February 13, 2019 GMT

OLYMPIA – A proposal described by its sponsor as “a warm hug” from the state for new babies in Washington might meet some resistance from immigrants who were hugged too strongly, and not so warmly, from their previous governments in the Soviet Union.

A proposed Welcome to Washington Baby program would provide a new family with a basket of small gifts and supplies, including a book to track the baby’s progress. The family would get a visit from a state worker who could give the family information about local and state services and arrange for follow-ups with a visiting nurse, if one was wanted.


Lisa Wellman, D-Mercer Island, Senate Early Learning and K-12 Education Committee chairwoman, said the concept was similar to the Welcome Wagon greeting for new families in a community.

“This is a warm hug from the state of Washington,” Wellman said during a hearing Tuesday.

But some Republicans on the committee aren’t sure every family in the state would find it so welcoming.

Sen. Mike Padden, R-Spokane Valley, said some of his constituents left Russia and Ukraine to get away from an authoritarian government.

“The whole idea of tracking children by the government is scaring people in my district,” Padden said.

“This is a baby book,” said Wellman, to record things like first step or first word. “It doesn’t require you give it to anyone.
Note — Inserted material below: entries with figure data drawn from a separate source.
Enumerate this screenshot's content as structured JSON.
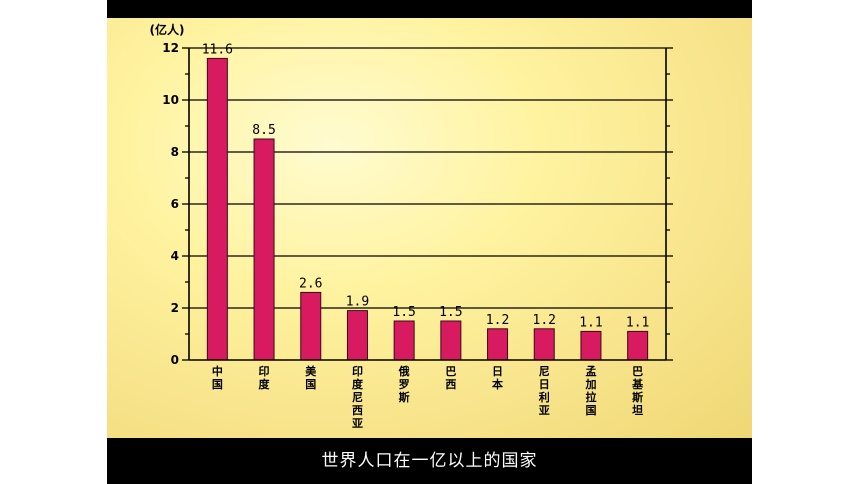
{
  "chart_data": {
    "type": "bar",
    "unit_label": "(亿人)",
    "categories": [
      "中国",
      "印度",
      "美国",
      "印度尼西亚",
      "俄罗斯",
      "巴西",
      "日本",
      "尼日利亚",
      "孟加拉国",
      "巴基斯坦"
    ],
    "values": [
      11.6,
      8.5,
      2.6,
      1.9,
      1.5,
      1.5,
      1.2,
      1.2,
      1.1,
      1.1
    ],
    "value_labels": [
      "11.6",
      "8.5",
      "2.6",
      "1.9",
      "1.5",
      "1.5",
      "1.2",
      "1.2",
      "1.1",
      "1.1"
    ],
    "y_ticks": [
      0,
      2,
      4,
      6,
      8,
      10,
      12
    ],
    "ylim": [
      0,
      12
    ],
    "grid": true,
    "bar_color": "#d81b60"
  },
  "caption": "世界人口在一亿以上的国家"
}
We give it to you.”

But there are concerns by some people that anything on an official government form can be taken back by the government, Padden said.

“If the state decides to come into our homes and take information … I think we would all oppose that,” Wellman said.

Padden had several amendments to revise the proposal, including one that would have allowed families to see any information the program collects. But Wellman said any information would be disaggregated – separated into basic data – and not identifiable by individuals.

“It’s difficult to see how we would provide that in a cost-effective manner,” Wellman said.

Under the bill, the Department of Children, Youth and Family Services would be required to develop a universal program by 2027 that would be required to be available to all families with newborns. An amendment from Sen. Keith Wagoner, R-Sedro-Woolley, would have allowed families to opt into the program, and informing them about it would be optional as well.

Wellman said she agrees families should be able to opt in or out, but if informing them about it was also optional, some families might not opt in because they wouldn’t know about it. The bill was sent to the Senate Ways and Means Committee, where it will await a cost estimate.